Andreia Cristina de Souza: ‘Filó e Rosinha’

31/01/2019 08:29

Época de carnaval, quem não pensa em se divertir, fantasiar-se, fazer as pessoas sorrirem e curtir um pouco de alegria…”

Época de carnaval, quem não pensa em se divertir, fantasiar-se, fazer as pessoas sorrirem e curtir um pouco de alegria…..

Léia e Paula são primas que viviam distantes. Léia morava no interior de São Paulo e Paula na capital do país. Dificilmente visitavam uma à outra, mas um desses encontros foi em tempo de Carnaval e as duas, com vontade de aproveitar um pouco o clima carnavalesco e toda a euforia do momento, decidiram vestirem-se com roupas maltrapilhas, como pessoas humildes,  desprovidas de valores materiais, simplesmente….pedintes. Denominaram-se Filó e Rosinha.

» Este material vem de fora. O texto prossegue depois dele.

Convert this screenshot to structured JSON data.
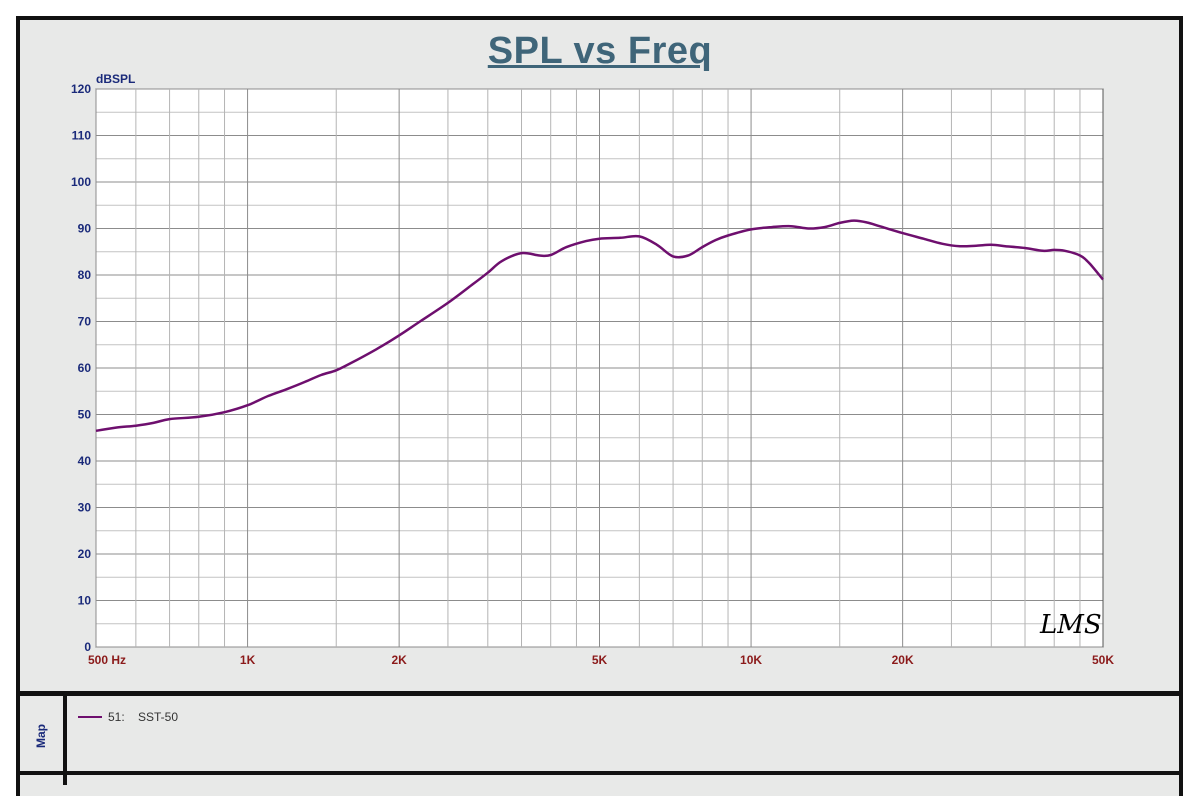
{
  "chart_data": {
    "type": "line",
    "title": "SPL vs Freq",
    "ylabel": "dBSPL",
    "xlabel": "",
    "x_scale": "log",
    "xlim": [
      500,
      50000
    ],
    "ylim": [
      0,
      120
    ],
    "grid": true,
    "yticks": [
      0,
      10,
      20,
      30,
      40,
      50,
      60,
      70,
      80,
      90,
      100,
      110,
      120
    ],
    "xtick_labels": [
      {
        "value": 500,
        "label": "500  Hz"
      },
      {
        "value": 1000,
        "label": "1K"
      },
      {
        "value": 2000,
        "label": "2K"
      },
      {
        "value": 5000,
        "label": "5K"
      },
      {
        "value": 10000,
        "label": "10K"
      },
      {
        "value": 20000,
        "label": "20K"
      },
      {
        "value": 50000,
        "label": "50K"
      }
    ],
    "series": [
      {
        "name": "SST-50",
        "color": "#6e0f6e",
        "points": [
          [
            500,
            46.5
          ],
          [
            550,
            47.2
          ],
          [
            600,
            47.6
          ],
          [
            650,
            48.2
          ],
          [
            700,
            49.0
          ],
          [
            800,
            49.5
          ],
          [
            900,
            50.5
          ],
          [
            1000,
            52.0
          ],
          [
            1100,
            54.0
          ],
          [
            1200,
            55.5
          ],
          [
            1300,
            57.0
          ],
          [
            1400,
            58.5
          ],
          [
            1500,
            59.5
          ],
          [
            1600,
            61.0
          ],
          [
            1800,
            64.0
          ],
          [
            2000,
            67.0
          ],
          [
            2200,
            70.0
          ],
          [
            2500,
            74.0
          ],
          [
            2800,
            78.0
          ],
          [
            3000,
            80.5
          ],
          [
            3200,
            83.0
          ],
          [
            3500,
            84.7
          ],
          [
            3800,
            84.2
          ],
          [
            4000,
            84.3
          ],
          [
            4300,
            86.0
          ],
          [
            4700,
            87.3
          ],
          [
            5000,
            87.8
          ],
          [
            5500,
            88.0
          ],
          [
            6000,
            88.3
          ],
          [
            6500,
            86.5
          ],
          [
            7000,
            84.0
          ],
          [
            7500,
            84.2
          ],
          [
            8000,
            86.0
          ],
          [
            8500,
            87.5
          ],
          [
            9000,
            88.5
          ],
          [
            10000,
            89.8
          ],
          [
            11000,
            90.3
          ],
          [
            12000,
            90.5
          ],
          [
            13000,
            90.0
          ],
          [
            14000,
            90.3
          ],
          [
            15000,
            91.2
          ],
          [
            16000,
            91.7
          ],
          [
            17000,
            91.3
          ],
          [
            18000,
            90.5
          ],
          [
            20000,
            89.0
          ],
          [
            22000,
            87.8
          ],
          [
            24000,
            86.7
          ],
          [
            26000,
            86.2
          ],
          [
            28000,
            86.3
          ],
          [
            30000,
            86.5
          ],
          [
            32000,
            86.2
          ],
          [
            35000,
            85.8
          ],
          [
            38000,
            85.2
          ],
          [
            40000,
            85.4
          ],
          [
            42000,
            85.2
          ],
          [
            45000,
            84.2
          ],
          [
            47000,
            82.5
          ],
          [
            50000,
            79.0
          ]
        ]
      }
    ]
  },
  "legend": {
    "panel_label": "Map",
    "entries": [
      {
        "id": "51:",
        "name": "SST-50",
        "color": "#6e0f6e"
      }
    ]
  },
  "signature_text": "LMS"
}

As duas pegaram algumas  roupas mais antigas, vestidos , lenços, blusas e chinelos, montaram a vestimenta e transformaram-se.

Decidiram, então, ir até a casa de outra prima, Ana, que morava a poucos metros da casa, caracterizadas, pensando em fazer um surpresa, e ver qual seria a reação dela ao vê-las com tais trajes. Chegando lá tiveram uma decepção: portão fechado, casa com as luzes apagadas e o silêncio que tomava conta daquele lugar.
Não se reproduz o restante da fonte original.